Oruç aynı zamanda kalbin amelidir. Çünkü oruçluyken kötü söz söylemeyeceksin, kötü düşünmeyeceksin, cinsel düşüneler konusunda bile kendine hâkim olacaksın ki orucun zarar görmesin. Bu yönüyle oruç hayatın lezzetini, iradenin kıymetini tattıran ve insanın kendisine saygısını ve güvenini destekleyen en güzel tecrübedir. Organlarının tamamını oruca ortak edemeyen kimse, şeklen oruç tutmuşsa da,onun özünü yakalayamamış demektir. Hazreti Peygamberin "Nice oruç tutanlar vardır ki onların oruçtan payları sadece aç ve susuz kalmalarıdır" hadisi de bu gerçeği vurgular.
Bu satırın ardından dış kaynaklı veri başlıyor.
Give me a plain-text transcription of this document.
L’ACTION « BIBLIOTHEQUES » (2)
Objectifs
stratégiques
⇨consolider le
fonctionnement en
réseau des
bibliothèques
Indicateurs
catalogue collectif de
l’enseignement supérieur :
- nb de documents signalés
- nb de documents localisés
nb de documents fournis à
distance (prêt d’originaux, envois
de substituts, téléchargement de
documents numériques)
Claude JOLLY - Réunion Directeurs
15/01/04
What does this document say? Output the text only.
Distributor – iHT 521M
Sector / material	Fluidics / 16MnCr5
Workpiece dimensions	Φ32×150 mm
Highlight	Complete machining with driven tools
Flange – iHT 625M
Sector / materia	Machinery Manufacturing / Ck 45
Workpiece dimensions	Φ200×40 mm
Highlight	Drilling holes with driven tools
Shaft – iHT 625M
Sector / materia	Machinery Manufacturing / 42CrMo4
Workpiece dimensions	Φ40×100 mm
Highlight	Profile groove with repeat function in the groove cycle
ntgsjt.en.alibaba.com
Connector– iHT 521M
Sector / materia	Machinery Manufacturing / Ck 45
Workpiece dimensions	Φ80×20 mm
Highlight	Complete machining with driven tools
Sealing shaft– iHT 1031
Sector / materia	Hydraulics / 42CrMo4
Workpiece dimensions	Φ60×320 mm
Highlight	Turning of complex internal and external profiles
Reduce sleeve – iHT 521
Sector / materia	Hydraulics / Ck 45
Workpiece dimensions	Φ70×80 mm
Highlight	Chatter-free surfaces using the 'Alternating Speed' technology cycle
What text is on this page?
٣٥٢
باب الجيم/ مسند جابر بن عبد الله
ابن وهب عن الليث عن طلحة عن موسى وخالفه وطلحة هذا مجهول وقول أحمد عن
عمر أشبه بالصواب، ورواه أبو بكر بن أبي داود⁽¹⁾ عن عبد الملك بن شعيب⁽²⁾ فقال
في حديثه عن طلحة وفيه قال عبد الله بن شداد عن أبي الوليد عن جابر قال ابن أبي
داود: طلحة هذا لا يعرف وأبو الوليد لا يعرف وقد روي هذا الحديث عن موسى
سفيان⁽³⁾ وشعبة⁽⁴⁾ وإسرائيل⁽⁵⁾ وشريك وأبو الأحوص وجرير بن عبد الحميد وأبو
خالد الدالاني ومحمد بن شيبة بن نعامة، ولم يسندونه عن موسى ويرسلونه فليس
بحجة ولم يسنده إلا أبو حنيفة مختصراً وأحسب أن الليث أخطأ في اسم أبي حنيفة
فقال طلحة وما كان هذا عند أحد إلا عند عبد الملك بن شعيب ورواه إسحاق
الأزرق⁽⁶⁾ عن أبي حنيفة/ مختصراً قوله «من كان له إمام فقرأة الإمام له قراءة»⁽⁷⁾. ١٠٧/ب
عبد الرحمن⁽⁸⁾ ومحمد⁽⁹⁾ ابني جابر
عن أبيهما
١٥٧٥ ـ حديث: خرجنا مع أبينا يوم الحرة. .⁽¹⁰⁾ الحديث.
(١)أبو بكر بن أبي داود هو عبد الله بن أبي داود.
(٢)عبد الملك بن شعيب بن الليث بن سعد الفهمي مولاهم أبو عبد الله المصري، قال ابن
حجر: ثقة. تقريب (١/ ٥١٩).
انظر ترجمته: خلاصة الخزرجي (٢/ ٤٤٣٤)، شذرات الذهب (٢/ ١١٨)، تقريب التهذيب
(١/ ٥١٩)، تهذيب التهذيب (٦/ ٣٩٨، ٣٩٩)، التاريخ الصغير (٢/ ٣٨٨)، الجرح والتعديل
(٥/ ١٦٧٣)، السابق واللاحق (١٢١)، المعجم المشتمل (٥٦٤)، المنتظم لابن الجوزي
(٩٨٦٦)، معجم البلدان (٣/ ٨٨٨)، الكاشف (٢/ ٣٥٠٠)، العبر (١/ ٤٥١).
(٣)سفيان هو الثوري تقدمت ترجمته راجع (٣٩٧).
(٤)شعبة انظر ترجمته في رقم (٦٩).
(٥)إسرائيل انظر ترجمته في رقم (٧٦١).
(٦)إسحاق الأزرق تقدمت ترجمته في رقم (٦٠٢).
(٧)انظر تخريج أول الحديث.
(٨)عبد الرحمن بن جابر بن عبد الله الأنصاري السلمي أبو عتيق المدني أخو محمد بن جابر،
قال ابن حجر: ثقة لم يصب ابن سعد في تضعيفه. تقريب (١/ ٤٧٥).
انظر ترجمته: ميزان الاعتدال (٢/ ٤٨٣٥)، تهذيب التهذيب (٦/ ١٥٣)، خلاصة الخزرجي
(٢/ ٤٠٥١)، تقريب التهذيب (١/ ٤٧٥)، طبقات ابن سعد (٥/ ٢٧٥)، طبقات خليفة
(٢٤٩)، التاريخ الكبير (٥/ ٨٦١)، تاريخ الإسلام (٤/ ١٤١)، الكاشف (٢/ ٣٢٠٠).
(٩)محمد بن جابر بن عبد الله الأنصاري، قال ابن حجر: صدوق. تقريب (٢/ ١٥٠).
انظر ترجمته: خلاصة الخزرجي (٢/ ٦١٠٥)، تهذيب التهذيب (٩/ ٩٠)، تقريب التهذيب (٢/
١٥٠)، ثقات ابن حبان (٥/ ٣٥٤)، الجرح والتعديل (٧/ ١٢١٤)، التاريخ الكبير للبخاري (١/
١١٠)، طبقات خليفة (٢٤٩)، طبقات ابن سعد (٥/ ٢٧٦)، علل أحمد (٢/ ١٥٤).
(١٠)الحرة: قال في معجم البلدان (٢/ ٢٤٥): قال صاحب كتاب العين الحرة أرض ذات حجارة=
Çeşitli bağımlılıkları nedeniyle Ramazan'da çok daha sinirli olan, "oruç başıma vurdu" gerekçesiyle çevresine kan kusturanlarda orucun insan ahlakına getireceği bu nezaket ve güzelliği göremiyoruz. Çevremizdeki insanları oruçtan nefret ettirmek için daha güzel bir yol olamaz. Etrafındakilere, "eyvah yine Ramazan geldi, ne yapacağız şimdi ..." dedirten, Ramazan boyunca etrafındakilere işkence eden insanlar var. İmanlı olduğu için oruç tutan ama bağımlılıkları nedeniyle de etraflarındakilere eziyet eden bu müslümanların Ramazan'da kendilerine hakim olmak için herkesten daha fazla gayret göstermeleri gerekir. Her nevi bağımlılığın insanı nasıl da zayıf düşürdüğünü görmek için bundan daha büyük fırsat olamaz. Oruç tuttuğumuzda Allah bizim irademiz hakkında bizim gözümüzü açıyor. Kendine hakim olmanın, aldığı kararı uygulayabilmenin zevkini yaşatıyor. Bu çok büyük bir hazdır.  O deneyim, bir adım sonrasını başarabilme konusunda da kişiye ümit veriyor. İslam nefis eğitimi metotlarının her çeşidinin baş tacıdır oruç.

Her oruç (aslında her ibadet) insana az ya da çok muhakkak fayda verir. Bunu göremeyen bazı insanlar oruç ehlinden hoşa gitmeyecek bir kusur gördüklerinde "bir de oruç tutuyor" diyerek oruç gibi bir güzellikle bir arada düşünemedikleri o davranıştan duydukları rahatsızlığı dile getirirler. Böylesi durumlarda bizim bakış açımız: "Ya  bir de oruç tutmasaydı" diyerek orucun onu daha da iyileştirmesi için dua etmek olmalı.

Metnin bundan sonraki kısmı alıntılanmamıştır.